H0: \(\mu_1\) = \(\mu_2\)
HA: at least one of the means is statistically different from the others
PLEASE NOTE: I AM REALLY NOT SURE WHY WE ARENT RUNNIN A t-test ON THESE DATA. BESIDES THAT CONFUSION, I WILL CONTINUE THE STEPS YOU ARE ASKED TO COMPLETE.
anova2 <- aov(g1 ~ f, data=dan)
summary(anova2)
## Df Sum Sq Mean Sq F value Pr(>F)
## f 1 1.84 1.841 0.152 0.705
## Residuals 10 121.30 12.130
#p>0.05 and we fail to reject H0
Run this to determine which two means are different if you have 3 levels! AND IF YOUR P-VALUE ABOVE IS LESS THAN 0. Otherwise, the means are not different and there is no reason to run Tukey-HSD.
This is not a good example. Here you only have 2 LEVELS (a, b). I think this is actually a t-test. If it were an anova problem it would have one more level (i.e. a, b, and c – not just a, b)
**The Island Dataset should work well with an anova though, it has the Face category with 4 levels (“north”, “south”, “east”, “west”).

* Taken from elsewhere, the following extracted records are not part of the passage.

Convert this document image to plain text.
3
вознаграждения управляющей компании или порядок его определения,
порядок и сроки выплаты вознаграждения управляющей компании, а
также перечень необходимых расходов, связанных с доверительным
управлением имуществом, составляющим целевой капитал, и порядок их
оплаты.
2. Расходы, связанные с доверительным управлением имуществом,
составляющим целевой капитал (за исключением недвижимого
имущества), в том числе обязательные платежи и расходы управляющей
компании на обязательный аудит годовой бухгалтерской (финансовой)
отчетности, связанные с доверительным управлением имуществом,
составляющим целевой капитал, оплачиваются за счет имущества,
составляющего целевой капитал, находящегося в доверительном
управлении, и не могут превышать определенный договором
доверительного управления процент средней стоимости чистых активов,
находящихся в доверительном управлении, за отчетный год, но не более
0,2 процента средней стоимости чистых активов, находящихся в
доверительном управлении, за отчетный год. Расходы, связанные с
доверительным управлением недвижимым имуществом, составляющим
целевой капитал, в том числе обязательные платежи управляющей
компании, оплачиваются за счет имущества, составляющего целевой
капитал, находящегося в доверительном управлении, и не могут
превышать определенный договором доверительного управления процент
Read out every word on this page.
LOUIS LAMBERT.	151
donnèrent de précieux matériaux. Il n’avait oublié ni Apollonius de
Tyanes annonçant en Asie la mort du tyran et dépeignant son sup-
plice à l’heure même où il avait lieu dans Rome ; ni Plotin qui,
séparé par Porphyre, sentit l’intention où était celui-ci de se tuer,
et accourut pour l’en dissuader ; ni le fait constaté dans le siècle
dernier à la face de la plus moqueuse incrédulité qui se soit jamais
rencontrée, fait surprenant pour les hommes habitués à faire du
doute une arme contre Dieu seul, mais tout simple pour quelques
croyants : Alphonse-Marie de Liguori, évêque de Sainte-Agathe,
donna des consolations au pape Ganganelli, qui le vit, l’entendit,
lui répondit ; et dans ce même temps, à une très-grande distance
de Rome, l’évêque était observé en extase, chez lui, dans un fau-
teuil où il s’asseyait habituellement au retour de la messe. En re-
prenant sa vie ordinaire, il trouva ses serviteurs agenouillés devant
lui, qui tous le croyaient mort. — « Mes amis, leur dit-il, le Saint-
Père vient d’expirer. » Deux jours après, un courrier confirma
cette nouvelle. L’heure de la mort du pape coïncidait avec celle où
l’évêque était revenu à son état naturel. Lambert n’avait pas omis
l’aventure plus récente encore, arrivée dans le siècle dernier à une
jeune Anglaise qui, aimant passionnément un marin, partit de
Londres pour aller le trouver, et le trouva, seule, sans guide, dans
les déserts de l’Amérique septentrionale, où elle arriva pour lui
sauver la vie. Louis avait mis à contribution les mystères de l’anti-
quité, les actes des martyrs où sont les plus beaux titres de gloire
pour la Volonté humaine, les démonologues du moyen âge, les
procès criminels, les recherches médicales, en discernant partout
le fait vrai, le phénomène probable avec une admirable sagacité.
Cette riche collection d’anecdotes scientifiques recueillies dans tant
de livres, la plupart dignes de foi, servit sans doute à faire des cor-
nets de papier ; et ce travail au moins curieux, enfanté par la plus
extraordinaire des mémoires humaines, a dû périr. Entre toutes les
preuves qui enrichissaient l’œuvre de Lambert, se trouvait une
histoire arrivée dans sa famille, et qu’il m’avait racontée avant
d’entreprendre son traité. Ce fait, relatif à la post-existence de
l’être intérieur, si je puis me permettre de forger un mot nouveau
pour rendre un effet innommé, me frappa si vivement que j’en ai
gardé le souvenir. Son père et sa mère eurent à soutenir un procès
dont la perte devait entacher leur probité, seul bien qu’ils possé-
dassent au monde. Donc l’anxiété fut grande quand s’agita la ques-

the dataset we made up above and labelled “dan”, provided evidence that mean g1 did NOT differ between a and b (F1,10 = 0.152, p > 0.05) and we fail to reject H0.

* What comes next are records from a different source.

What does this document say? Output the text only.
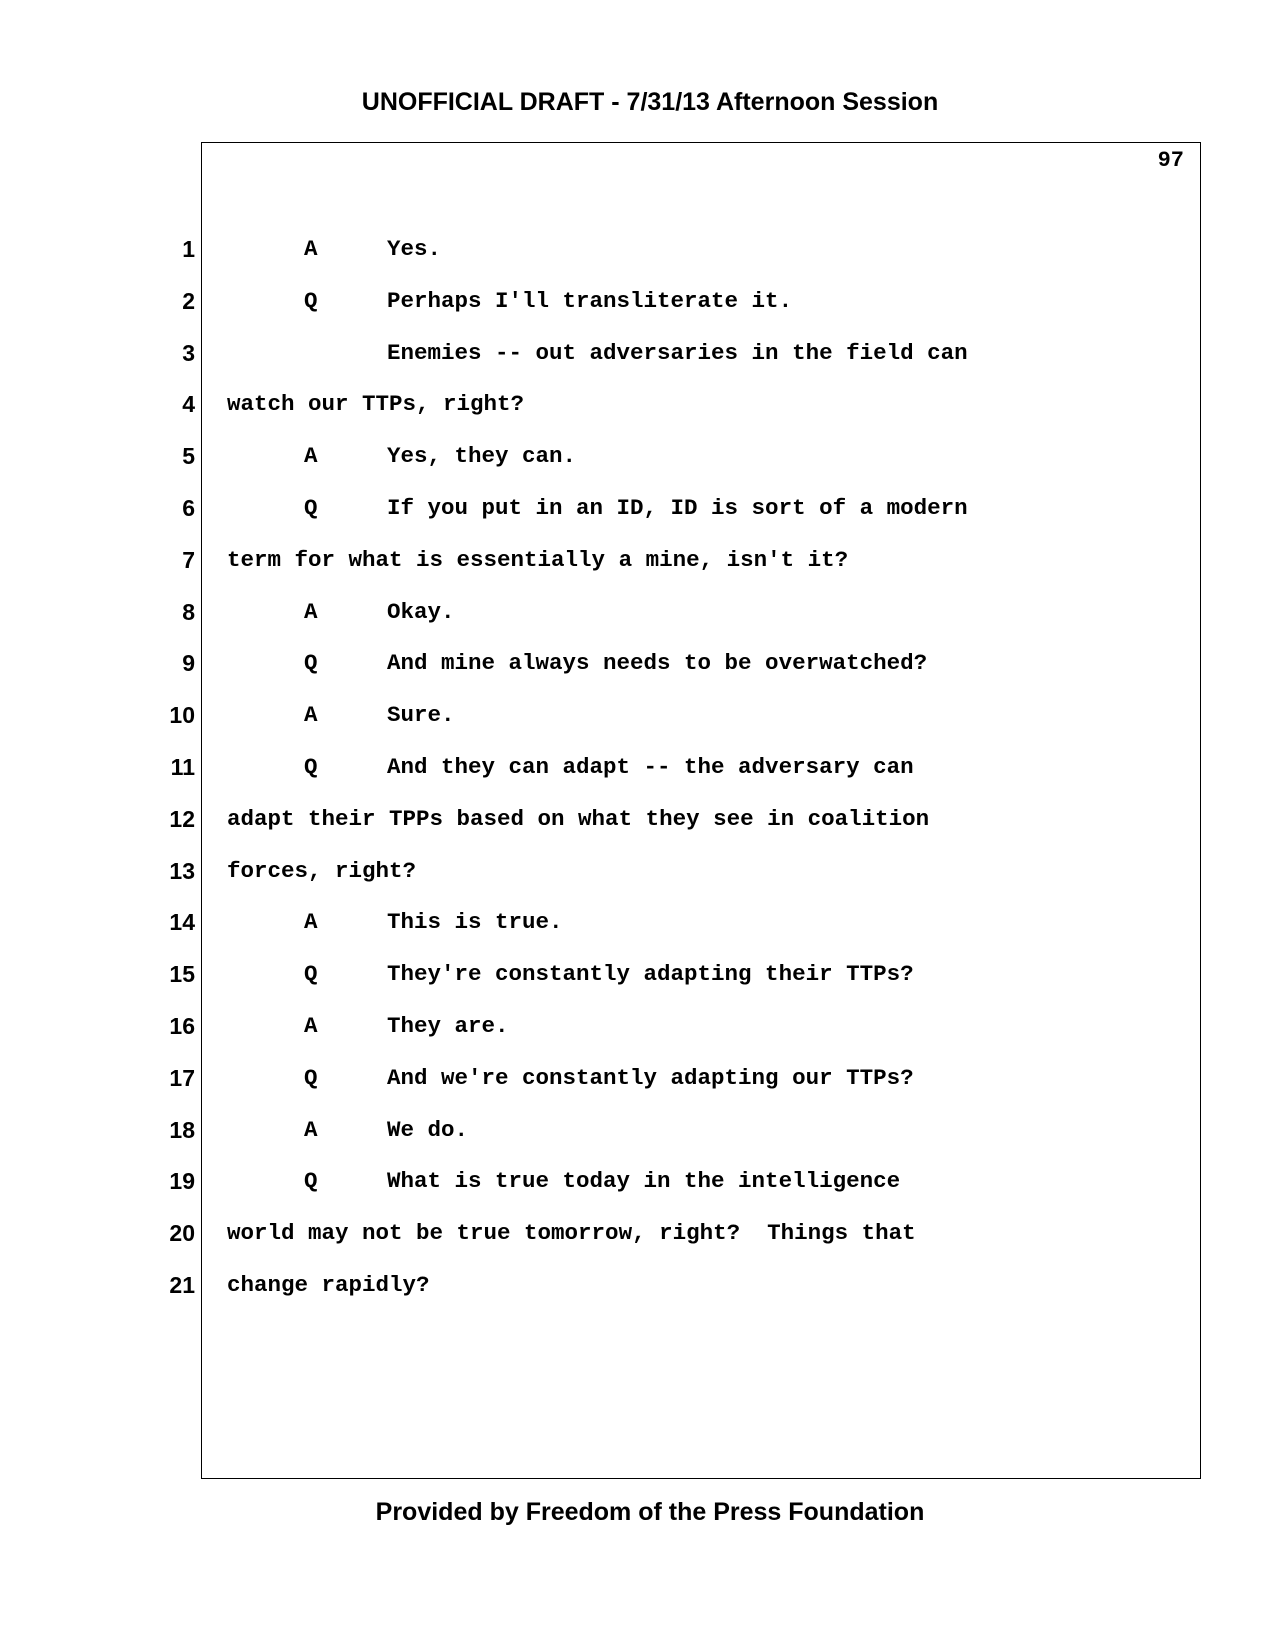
UNOFFICIAL DRAFT - 7/31/13 Afternoon Session
97
1	A	Yes.
2	Q	Perhaps I'll transliterate it.
3	Enemies -- out adversaries in the field can
4 watch our TTPs, right?
5	A	Yes, they can.
6	Q	If you put in an ID, ID is sort of a modern
7 term for what is essentially a mine, isn't it?
8	A	Okay.
9	Q	And mine always needs to be overwatched?
10	A	Sure.
11	Q	And they can adapt -- the adversary can
12 adapt their TPPs based on what they see in coalition
13 forces, right?
14	A	This is true.
15	Q	They're constantly adapting their TTPs?
16	A	They are.
17	Q	And we're constantly adapting our TTPs?
18	A	We do.
19	Q	What is true today in the intelligence
20 world may not be true tomorrow, right?  Things that
21 change rapidly?
Provided by Freedom of the Press Foundation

islandData <- read.csv("island.csv")
head(islandData)
## Island Face AlgalDensity Nutrients
## 1 SanJuan North 47.59 11.296981
## 2 SanJuan North 39.56 8.796913
## 3 SanJuan North 47.62 10.399961
## 4 SanJuan North 53.82 9.903147
## 5 SanJuan North 50.64 6.947449
## 6 SanJuan South 46.43 14.702849
Note: statistical hypotheses are NOT the same as scientific hypotheses.
ANOVA hypotheses look like this H0: \(\mu_1\) \(=\) \(\mu_2\) = \(\mu_3\) HA: at least one of the means is statistically different from the others
anova2<-aov(Response variable~Explanatory variable, data=DATA)

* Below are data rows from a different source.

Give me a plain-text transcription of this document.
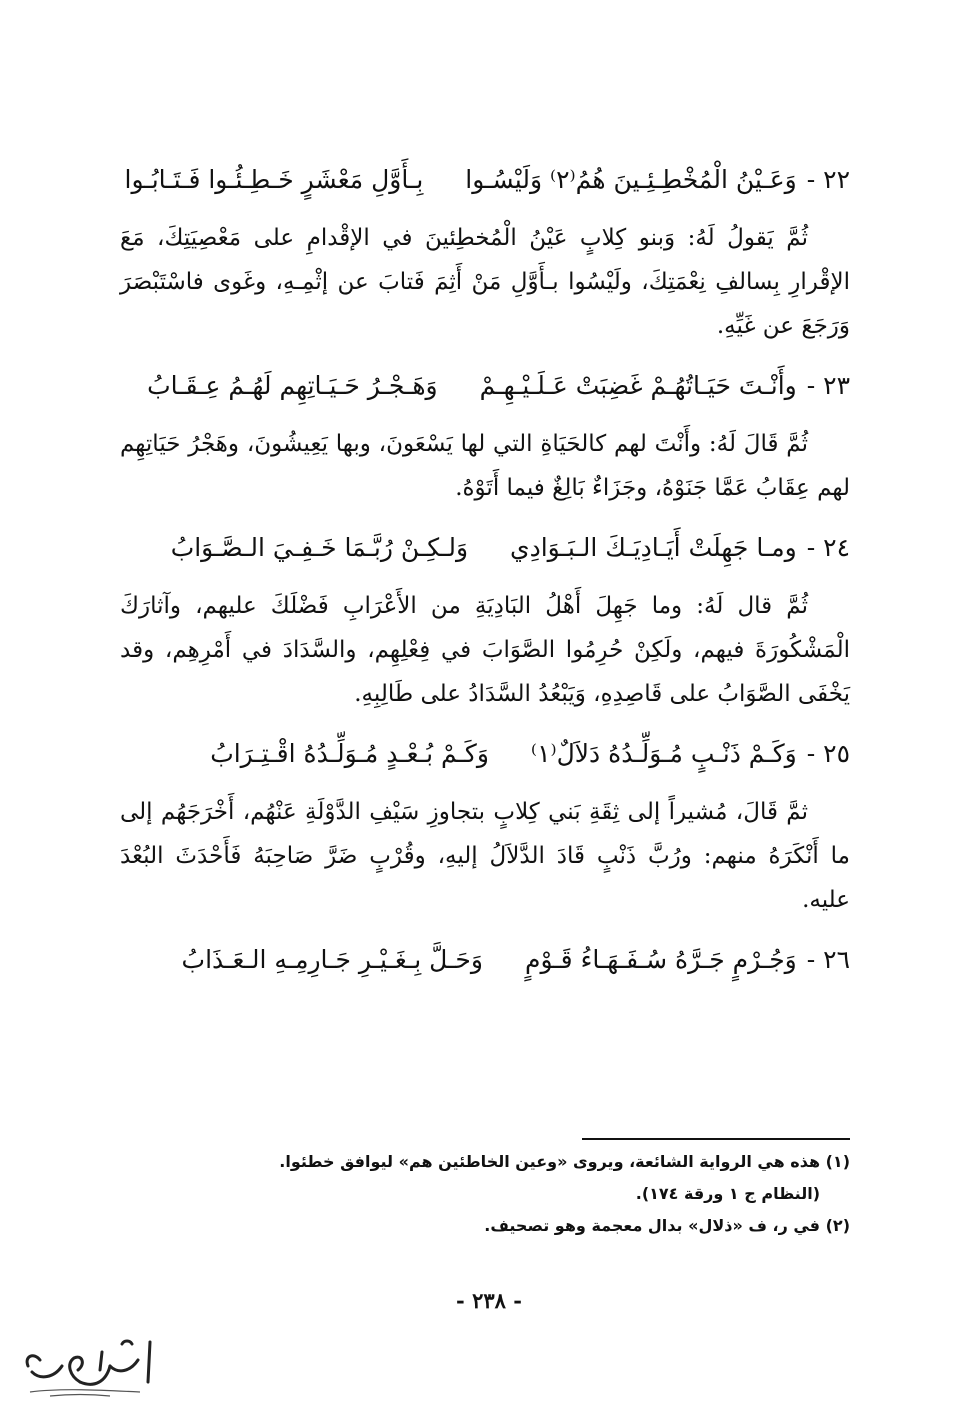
٢٢ -
وَعَـيْنُ الْمُخْطِـئِـينَ هُمُ⁽٢⁾ وَلَيْسُـوا
بِـأَوَّلِ مَعْشَرٍ خَـطِـئُـوا فَـتَـابُـوا

ثُمَّ يَقولُ لَهُ: وَبنو كِلابٍ عَيْنُ الْمُخطِئينَ في الإقْدامِ على مَعْصِيَتِكَ، مَعَ الإقْرارِ بِسالفِ نِعْمَتِكَ، ولَيْسُوا بـأَوَّلِ مَنْ أَثِمَ فَتابَ عن إثْمِـهِ، وغَوى فاسْتَبْصَرَ وَرَجَعَ عن غَيِّهِ.

٢٣ -
وأَنْـتَ حَيَـاتُهُـمْ غَضِبَتْ عَـلَـيْـهِـمْ
وَهَـجْـرُ حَـيَـاتِهِم لَهُـمُ عِـقَـابُ

ثُمَّ قَالَ لَهُ: وأَنْتَ لهم كالحَيَاةِ التي لها يَسْعَونَ، وبها يَعِيشُونَ، وهَجْرُ حَيَاتِهِم لهم عِقَابُ عَمَّا جَنَوْهُ، وجَزَاءٌ بَالِغٌ فيما أَتَوْهُ.

٢٤ -
ومـا جَهِلَتْ أَيَـادِيَـكَ الـبَـوَادِي
وَلـكِـنْ رُبَّـمَا خَـفِـيَ الـصَّـوَابُ

ثُمَّ قال لَهُ: وما جَهِلَ أَهْلُ البَادِيَةِ من الأَعْرَابِ فَضْلَكَ عليهم، وآثارَكَ الْمَشْكُورَةَ فيهم، ولَكِنْ حُرِمُوا الصَّوَابَ في فِعْلِهِم، والسَّدَادَ في أَمْرِهِم، وقد يَخْفَى الصَّوَابُ على قَاصِدِهِ، وَيَبْعُدُ السَّدَادُ على طَالِبِهِ.

٢٥ -
وَكَـمْ ذَنْـبٍ مُـوَلِّـدُهُ دَلاَلٌ⁽١⁾
وَكَـمْ بُـعْـدٍ مُـوَلِّـدُهُ اقْـتِـرَابُ

ثمَّ قَالَ، مُشيراً إلى ثِقَةِ بَني كِلابٍ بتجاوزِ سَيْفِ الدَّوْلَةِ عَنْهُم، أَخْرَجَهُم إلى ما أَنْكَرَهُ منهم: ورُبَّ ذَنْبٍ قَادَ الدَّلاَلُ إليهِ، وقُرْبٍ ضَرَّ صَاحِبَهُ فَأَحْدَثَ البُعْدَ عليه.

٢٦ -
وَجُـرْمٍ جَـرَّهُ سُـفَـهَـاءُ قَـوْمٍ
وَحَـلَّ بِـغَـيْـرِ جَـارِمِـهِ الـعَـذَابُ
(١) هذه هي الرواية الشائعة، ويروى «وعين الخاطئين هم» ليوافق خطئوا.
(النظام ج ١ ورقة ١٧٤).
(٢) في ر، ف «ذلال» بدال معجمة وهو تصحيف.
- ٢٣٨ -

#example from iris dataset (see question 1, 1-factor anova)
anova1 <- aov(Sepal.Length ~ Species, data=irisData)
#change the data to match your island data.
summary(anova1) #be sure to takethe summary of the aov() function
## Df Sum Sq Mean Sq F value Pr(>F)
## Species 2 63.21 31.606 119.3 <2e-16 ***
## Residuals 147 38.96 0.265
## ---
## Signif. codes: 0 '***' 0.001 '**' 0.01 '*' 0.05 '.' 0.1 ' ' 1
If your p is low, the null has got to go! If p-value is less that 0.05 you will need to run a TUKEY-HSD to determine which means are different
#example of how to run tukey for iris dataset
#first make a table of the means for funsies
tapply(iris$Sepal.Length, iris$Species, mean)
## setosa versicolor virginica
## 5.006 5.936 6.588
#it looks like it will be setosa vs. virginica in this. Lets try Tukey now
TukeyHSD(anova1)
## Tukey multiple comparisons of means
## 95% family-wise confidence level
##
## Fit: aov(formula = Sepal.Length ~ Species, data = irisData)
##
## $Species
## diff lwr upr p adj
## versicolor-setosa 0.930 0.6862273 1.1737727 0
## virginica-setosa 1.582 1.3382273 1.8257727 0
## virginica-versicolor 0.652 0.4082273 0.8957727 0
the island dataset provided evidence that mean sepal length (cm) differed among all three species of iris sp. (F2,147 = 119, p<0.001 (never say 0 for p-value)) with I. setosa being the shortest and I. virginica being the longest (Tukey HSD, p <0.001).
Obviously this needs to change to match the island dataset!